Analysis Of A Mixed Finite Element Method For A Phase Field Bending Elasticity Model Of Vesicle Membrane Deformation
Qiang Du 1, Liyong Zhu 21 Department of Mathematics, Pennsylvania State University, University Park, PA 16802, USA/ICMSEC, Academy of Mathematics and Systems Science, Chinese Academy of Sciences, Beijing 100080, China
2 ICMSEC, Academy of Mathematics and Systems Science, Chinese Academy of Sciences, Beijing 100080, China
In this paper, we study numerical approximations of a recently proposed phase field model for the vesicle membrane deformation governed by the variation of the elastic bending energy. To overcome the challenges of high order nonlinear differential systems and the nonlinear constraints associated with the problem, we present the phase field bending elasticity model in a nested saddle point formulation.

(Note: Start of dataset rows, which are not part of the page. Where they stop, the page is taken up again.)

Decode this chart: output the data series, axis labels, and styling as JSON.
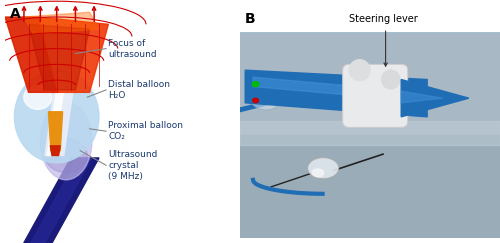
{
  "fig_width": 5.0,
  "fig_height": 2.43,
  "dpi": 100,
  "background_color": "#ffffff",
  "panel_A_label": "A",
  "panel_B_label": "B",
  "label_fontsize": 10,
  "label_fontweight": "bold",
  "ann_fontsize": 6.5,
  "ann_color": "#1a3a6e",
  "ann_line_color": "#888888",
  "steering_lever_text": "Steering lever",
  "steering_lever_fontsize": 7.0,
  "photo_border_color": "#90b8cc",
  "photo_border_lw": 1.2,
  "cone_color": "#dd2200",
  "cone_color2": "#cc1100",
  "balloon_dist_color": "#b8d8f0",
  "balloon_prox_color": "#c0b8e8",
  "shaft_color": "#1a1a7a",
  "crystal_color": "#e89010",
  "white_cyl_color": "#e8eef8",
  "ray_color": "#cc0000"
}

A mixed finite element method is then employed to compute the equilibrium configuration of a vesicle membrane with prescribed volume and surface area. Coupling the approximation results for a related linearized problem and the general theory of Brezzi-Rappaz-Raviart, optimal order error estimates for the finite element approximations of the phase field model are obtained. Numerical results are provided to substantiate the derived estimates.
Key words: Bio-membrane; Elastic bending energy; Phase field; Finite element; Nested mixed saddle point formulation; Optimal error estimates.